Secondo la legge italiana, «sono considerati ciechi civili coloro che sono colpiti da cecità assoluta o hanno un residuo visivo non superiore ad un ventesimo in entrambi gli occhi o nell’occhio migliore. La cecità può essere congenita o contratta ma non deve essere dipendente da causa di guerra, infortunio sul lavoro o per causa di servizio».
I ciechi civili si distinguono poi in: ciechi assoluti, con residuo visivo pari a zero in entrambi gli occhi anche con eventuale correzione; ciechi parziali, con residuo visivo non superiore a un ventesimo in entrambi gli occhi con eventuale correzione.
Ai ciechi assoluti spettano l’invalidità di accompagnamento e la pensione di inabilità. Ai ciechi parziali spetta l’erogazione della pensione per ciechi parziali e una indennità speciale.
Per la L. 138 del 3 aprile 2001 “Classificazione e quantificazione delle minorazioni visive e norme in materia di accertamenti oculistici”, sono ciechi totali (art. 2): «a) coloro che sono colpiti da totale mancanza della vista in entrambi gli occhi; b) coloro che hanno la mera percezione dell’ombra e della luce o del moto della mano in entrambi gli occhi o nell’occhio migliore; c) coloro il cui residuo perimetrico binoculare è inferiore al 3 per cento», mentre sono ciechi parziali (art. 3) «a) coloro che hanno un residuo visivo non superiore a 1/20 in entrambi gli occhi o nell’occhio migliore, anche con eventuale correzione; b) coloro il cui residuo perimetrico binoculare è inferiore al 10 per cento».
Come si vede, “essere ciechi”, secondo la legge, non è qualcosa di semplice. Esistono vari gradi di cecità a cui corrispondono vari gradi di autonomia e prestazioni sociali. Inoltre, anche i ciechi assoluti hanno la possibilità di una relativa autonomia. Ad esempio, il Presidente dell’Unione Italiana Ciechi e Ipovedenti (UICI) ha dichiarato più volte di muoversi liberamente senza accompagnatore in posti affollatissimi come ad esempio la stazione ferroviaria di Bologna pur essendo non vedente.
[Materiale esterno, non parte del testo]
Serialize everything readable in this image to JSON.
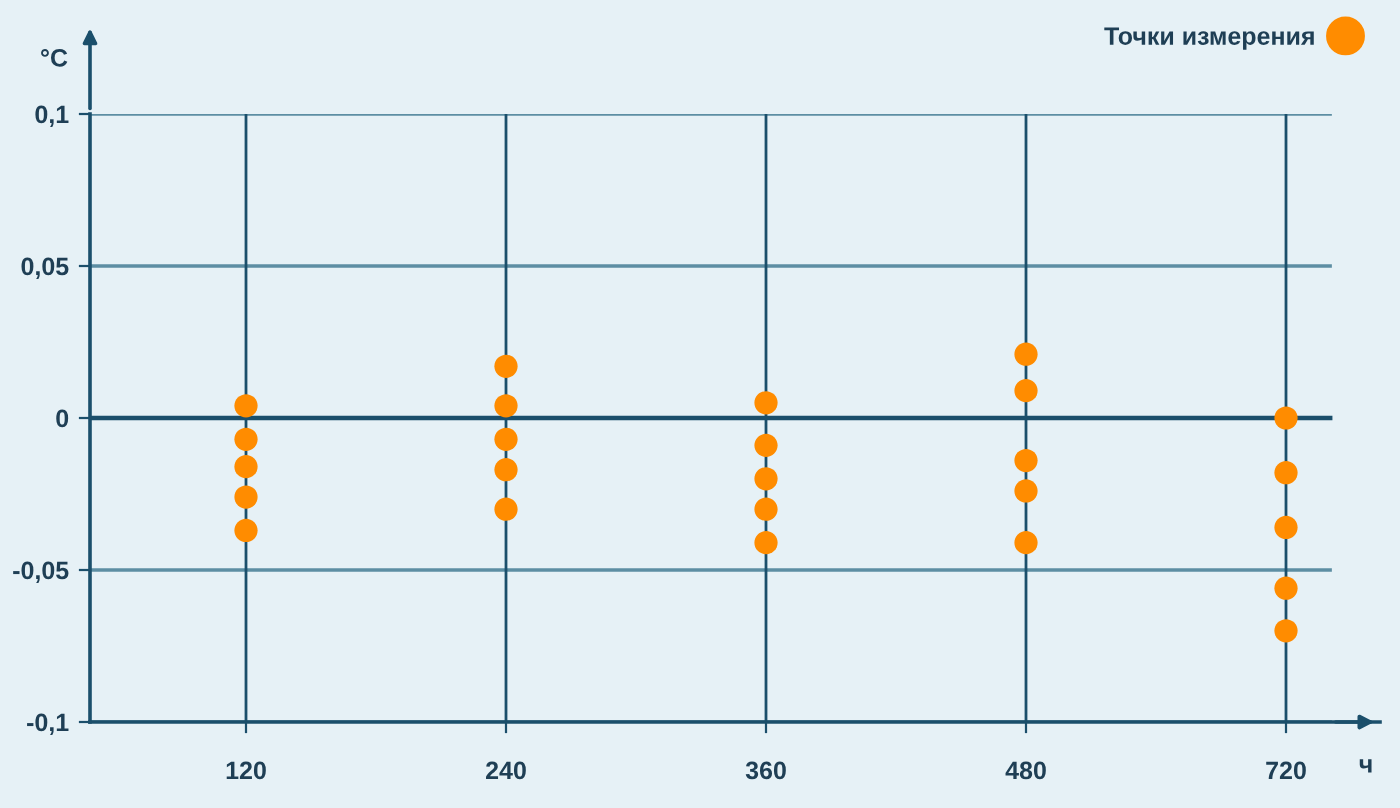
{
  "chart_data": {
    "type": "scatter",
    "ylabel": "°C",
    "xlabel": "ч",
    "categories": [
      "120",
      "240",
      "360",
      "480",
      "720"
    ],
    "series": [
      {
        "name": "Точки измерения",
        "color": "#ff8c00",
        "x": [
          "120",
          "120",
          "120",
          "120",
          "120",
          "240",
          "240",
          "240",
          "240",
          "240",
          "360",
          "360",
          "360",
          "360",
          "360",
          "480",
          "480",
          "480",
          "480",
          "480",
          "720",
          "720",
          "720",
          "720",
          "720"
        ],
        "values": [
          0.004,
          -0.007,
          -0.016,
          -0.026,
          -0.037,
          0.017,
          0.004,
          -0.007,
          -0.017,
          -0.03,
          0.005,
          -0.009,
          -0.02,
          -0.03,
          -0.041,
          0.021,
          0.009,
          -0.014,
          -0.024,
          -0.041,
          0.0,
          -0.018,
          -0.036,
          -0.056,
          -0.07
        ]
      }
    ],
    "ylim": [
      -0.1,
      0.1
    ],
    "yticks": [
      {
        "value": -0.1,
        "label": "-0,1"
      },
      {
        "value": -0.05,
        "label": "-0,05"
      },
      {
        "value": 0,
        "label": "0"
      },
      {
        "value": 0.05,
        "label": "0,05"
      },
      {
        "value": 0.1,
        "label": "0,1"
      }
    ],
    "ref_lines": [
      {
        "axis": "y",
        "value": 0,
        "label": null,
        "color": "#1b4f6b"
      }
    ],
    "grid": true,
    "legend": "top right",
    "marker": "circle"
  }
}
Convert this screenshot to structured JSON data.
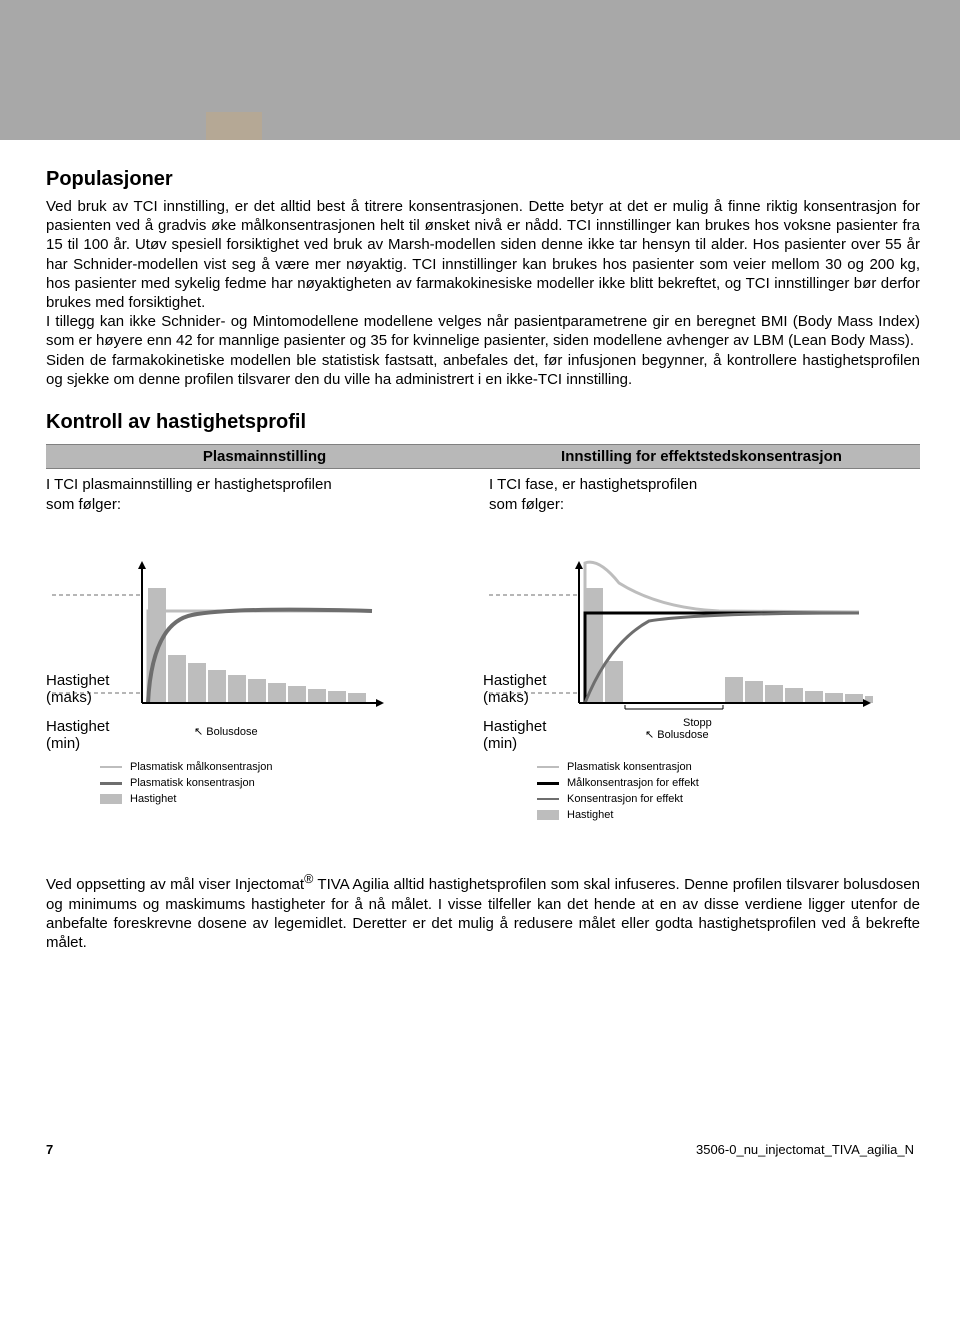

Eppure, nell’immaginario collettivo, il cieco – sempre cieco assoluto – non è mai autonomo, non può fare nulla da solo, è del tutto dipendente con la conseguenza che dovrebbe rimanere a casa o ricevere sempre e comunque l’accompagnamento serrato di qualcuno se esce di casa. Se questa rappresentazione collettiva viene contraddetta, scatta il sospetto, l’ingiuria, la denuncia, come è accaduto a Paola Morandi Treu, la quale, afflitta da una malattia rara che l’ha condannata alla cecità assoluta, è stata “sorpresa” fuori di casa in “atteggiamenti autonomi”, denunciata e additata alla pubblica ignominia come falsa invalida, sbattuta sulle prime pagine di giornali e riviste (anche perché moglie di un noto ammiraglio). La colpa di Morandi Treu è di non “apparire cieca” e di tentare di vivere una vita normale. In altre parole, di non conformarsi allo stereotipo del cieco che si muove goffamente con occhiali scuri e bastone bianco.
Leggendo vicende come quella di Paola Morandi Treu, si acquisisce la convinzione che i disabili, in Italia come nel resto del mondo, siano condannati non solo dalle loro condizioni fisiche, ma anche dalle aspettative e dalle credenze delle persone circa la loro disabilità. Il caso dei “falsi invalidi” – molti dei quali non sono affatto falsi – sta a dimostrarlo. Spesso la denuncia nei loro confronti scatta perché sono sorpresi a compiere azioni che il senso comune ritiene non possano compiere. Ma il senso comune spesso “non sa”, così come sono tante le cose che non sappiamo circa la disabilità e le sue manifestazioni.